[<prev] [next>] [<thread-prev] [day] [month] [year] [list]
Message-ID: <CALJcvx6eOuZoYrMixsjZEs=VuF_bmtThp8qtCKGHRyQPffTW3A@mail.gmail.com>
Date: Mon, 23 Apr 2012 16:00:17 -0700
From: Rebecca Schultz Zavin <rebecca@...roid.com>
To: Daniel Vetter <daniel.vetter@...ll.ch>
Cc: linaro-mm-sig@...ts.linaro.org,
LKML <linux-kernel@...r.kernel.org>,
DRI Development <dri-devel@...ts.freedesktop.org>,
linux-media@...r.kernel.org, Rob Clark <rob.clark@...aro.org>
Subject: Re: [PATCH] dma-buf: mmap support
I'd still rather see some form of explicit cache flusing api, but I
can do that through my exporter (and probably will to get started).
Otherwise this looks good to me except for comment inline.
On Wed, Apr 18, 2012 at 6:52 AM, Daniel Vetter <daniel.vetter@...ll.ch> wrote:
> Compared to Rob Clark's RFC I've ditched the prepare/finish hooks
> and corresponding ioctls on the dma_buf file.

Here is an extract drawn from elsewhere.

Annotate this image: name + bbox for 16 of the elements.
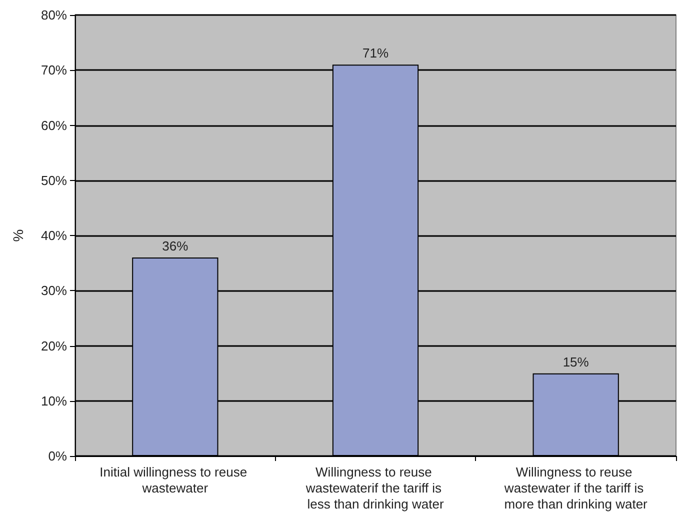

The major reason for
> that is that many people seem to be under the impression that this is
> also for synchronization with outstanding asynchronous processsing.
> I'm pretty massively opposed to this because:
>
> - It boils down reinventing a new rather general-purpose userspace
> synchronization interface. If we look at things like futexes, this
> is hard to get right.
> - Furthermore a lot of kernel code has to interact with this
> synchronization primitive. This smells a look like the dri1 hw_lock,
> a horror show I prefer not to reinvent.
> - Even more fun is that multiple different subsystems would interact
> here, so we have plenty of opportunities to create funny deadlock
> scenarios.
>
> I think synchronization is a wholesale different problem from data
> sharing and should be tackled as an orthogonal problem.
>
> Now we could demand that prepare/finish may only ensure cache
> coherency (as Rob intended), but that runs up into the next problem:
> We not only need mmap support to facilitate sw-only processing nodes
> in a pipeline (without jumping through hoops by importing the dma_buf
> into some sw-access only importer), which allows for a nicer
> ION->dma-buf upgrade path for existing Android userspace. We also need
> mmap support for existing importing subsystems to support existing
> userspace libraries. And a loot of these subsystems are expected to
> export coherent userspace mappings.
>
> So prepare/finish can only ever be optional and the exporter /needs/
> to support coherent mappings. Given that mmap access is always
> somewhat fallback-y in nature I've decided to drop this optimization,
> instead of just making it optional. If we demonstrate a clear need for
> this, supported by benchmark results, we can always add it in again
> later as an optional extension.
>
> Other differences compared to Rob's RFC is the above mentioned support
> for mapping a dma-buf through facilities provided by the importer.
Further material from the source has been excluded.